When we had a house in Italy, we found cooking such a delight, what with all the markets and artisan suppliers. These outlets are obviously still much in evidence.
First choice must be Rachel Roddy’s Two Kitchens (Headline Home, £25), her kitchens being one in her home town of Rome, the second in Sicily. Her first book on Rome won two awards and this one has attracted another two. These are well deserved, as Miss Roddy chooses simple recipes that are unusual and tempting. Definitely one for the shelves.
In Sicily (Rizzoli, £29.95), Melissa Muller concentrates on an island that well deserves the attention, having a cuisine derived from its Greek, Norman and Moorish invaders. Its recipes are heavy on spices, lemons and wild herbs such as oregano and fennel; pasta includes saffron and, of course, fish is a major ingredient. Sadly, her writing is a bit clonky.
Moving a bit further north, the Silver Spoon writers tackle Naples and the Amalfi Coast (Phaidon, £24.95), where the food is pretty much the same as Sicily (the Greeks were here, too), but with such famous dishes as pizza and espresso coffee being typical. The book is beautifully produced, full of moody photos (I loved the glowering black pig), but has only 30 recipes, so it is, perhaps, more a travel book than a cookery book.
The only celeb book in this list is Passione by Gennaro Contaldo (Pavilion, £20). He was brought up on the Amalfi coast and loves the food and the fun; he recalls meals at which 25 diners were not uncommon and being sent out by his father to hunt and fish and by his mother to forage for herbs. She, apparently, was considered ‘a white witch’ who could forecast the future. Awful front cover and interior design (why choose a typeface that’s so hard to read?), but has more than 100 satisfying recipes.

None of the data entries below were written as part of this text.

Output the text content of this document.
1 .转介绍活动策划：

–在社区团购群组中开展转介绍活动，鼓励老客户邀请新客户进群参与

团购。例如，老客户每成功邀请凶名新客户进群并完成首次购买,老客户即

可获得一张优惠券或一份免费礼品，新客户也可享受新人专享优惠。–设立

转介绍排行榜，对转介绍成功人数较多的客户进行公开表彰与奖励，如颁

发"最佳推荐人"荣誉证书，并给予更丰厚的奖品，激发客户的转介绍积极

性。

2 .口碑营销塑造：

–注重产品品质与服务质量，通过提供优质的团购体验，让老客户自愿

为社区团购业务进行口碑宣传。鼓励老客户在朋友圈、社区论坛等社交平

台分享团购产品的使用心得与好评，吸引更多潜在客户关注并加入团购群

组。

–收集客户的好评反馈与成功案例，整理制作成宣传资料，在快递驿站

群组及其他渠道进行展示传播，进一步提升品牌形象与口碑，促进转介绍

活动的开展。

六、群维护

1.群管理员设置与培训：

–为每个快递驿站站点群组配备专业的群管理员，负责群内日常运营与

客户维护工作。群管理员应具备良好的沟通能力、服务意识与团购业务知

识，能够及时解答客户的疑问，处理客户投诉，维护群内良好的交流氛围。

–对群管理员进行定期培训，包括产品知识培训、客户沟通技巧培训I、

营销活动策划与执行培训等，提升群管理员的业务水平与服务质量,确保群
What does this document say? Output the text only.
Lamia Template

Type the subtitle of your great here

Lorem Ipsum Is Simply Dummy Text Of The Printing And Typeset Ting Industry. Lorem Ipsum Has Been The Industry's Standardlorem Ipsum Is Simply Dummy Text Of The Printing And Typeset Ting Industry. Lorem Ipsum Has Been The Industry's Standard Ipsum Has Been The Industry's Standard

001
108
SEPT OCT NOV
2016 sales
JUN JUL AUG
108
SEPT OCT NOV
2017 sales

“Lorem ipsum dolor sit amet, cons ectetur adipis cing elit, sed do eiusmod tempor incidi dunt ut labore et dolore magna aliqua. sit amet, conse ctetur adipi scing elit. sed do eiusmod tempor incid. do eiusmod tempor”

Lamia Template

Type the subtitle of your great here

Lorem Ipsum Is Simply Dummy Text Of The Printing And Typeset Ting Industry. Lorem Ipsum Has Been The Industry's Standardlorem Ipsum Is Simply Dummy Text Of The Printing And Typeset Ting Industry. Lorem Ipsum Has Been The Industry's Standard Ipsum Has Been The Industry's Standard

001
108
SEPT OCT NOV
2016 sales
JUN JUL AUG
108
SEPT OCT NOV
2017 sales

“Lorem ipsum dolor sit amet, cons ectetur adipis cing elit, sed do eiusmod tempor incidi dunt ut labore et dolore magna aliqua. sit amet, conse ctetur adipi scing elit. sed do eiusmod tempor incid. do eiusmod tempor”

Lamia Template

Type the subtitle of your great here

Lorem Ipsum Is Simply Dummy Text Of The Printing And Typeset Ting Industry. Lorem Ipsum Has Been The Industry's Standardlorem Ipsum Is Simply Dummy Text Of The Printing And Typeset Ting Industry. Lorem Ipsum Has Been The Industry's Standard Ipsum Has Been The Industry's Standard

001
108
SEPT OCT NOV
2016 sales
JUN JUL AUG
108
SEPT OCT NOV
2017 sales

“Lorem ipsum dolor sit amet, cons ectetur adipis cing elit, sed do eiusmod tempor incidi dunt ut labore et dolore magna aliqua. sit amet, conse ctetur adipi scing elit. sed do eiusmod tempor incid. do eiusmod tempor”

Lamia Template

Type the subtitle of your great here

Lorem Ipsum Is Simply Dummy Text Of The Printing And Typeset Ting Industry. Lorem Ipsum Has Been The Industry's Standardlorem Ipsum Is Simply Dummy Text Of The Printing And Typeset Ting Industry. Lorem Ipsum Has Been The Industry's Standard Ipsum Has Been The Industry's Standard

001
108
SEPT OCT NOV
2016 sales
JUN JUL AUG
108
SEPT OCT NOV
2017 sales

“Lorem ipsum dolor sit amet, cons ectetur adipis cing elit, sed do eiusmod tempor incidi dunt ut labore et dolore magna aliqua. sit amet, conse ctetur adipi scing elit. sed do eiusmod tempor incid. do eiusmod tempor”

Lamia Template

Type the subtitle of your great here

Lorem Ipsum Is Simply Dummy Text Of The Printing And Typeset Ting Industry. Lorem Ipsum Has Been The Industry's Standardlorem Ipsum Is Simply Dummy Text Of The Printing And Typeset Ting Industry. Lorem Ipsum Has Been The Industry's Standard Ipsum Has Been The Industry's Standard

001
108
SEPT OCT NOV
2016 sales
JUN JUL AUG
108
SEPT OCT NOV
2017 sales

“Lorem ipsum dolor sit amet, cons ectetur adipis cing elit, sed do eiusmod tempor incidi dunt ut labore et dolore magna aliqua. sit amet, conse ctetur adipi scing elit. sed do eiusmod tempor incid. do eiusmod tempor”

Further north still, up to the Maremma on the coast of southern Tuscany, and we have
Acquacotta (Hardie Grant,
£25) by Emiko Davies, whose last book profiled Florentine cooking. This region has also had different influences: a heavy Jewish input and, from way back in history, the legacy of the Etruscans. It’s now known for its flocks of sheep and fierce, but dutiful Maremma sheep dogs.
The Maremma regional style is, once again, based on the land and its hunters, farmers and fishermen. A speciality is one-pot cooking (a result of the people’s poverty). Acquacotta (cooked water) is actually a soup made with vegetables seethed in water and is a great deal more appetising than it sounds. The recipe here uses wild chicory, wild fennel and calamint, but substitutes are given. The book is full of seductive photographs: if the Maremma was a well-kept secret, it won’t be now. From the north of Italy,
Veneto by Valeria Necchio (Guardian Books and Faber, £20) emphasises that this is not about Venice, but the countryside around the city. The recipes are delicious and delightful and the excellent pictures are the author’s own.
I’m not suprised these publishers have concentrated on Italy: the country’s passion for food and the simplicity of its cooking is perfectly in tune with today. And not a single recipe with quinoa anywhere to be seen.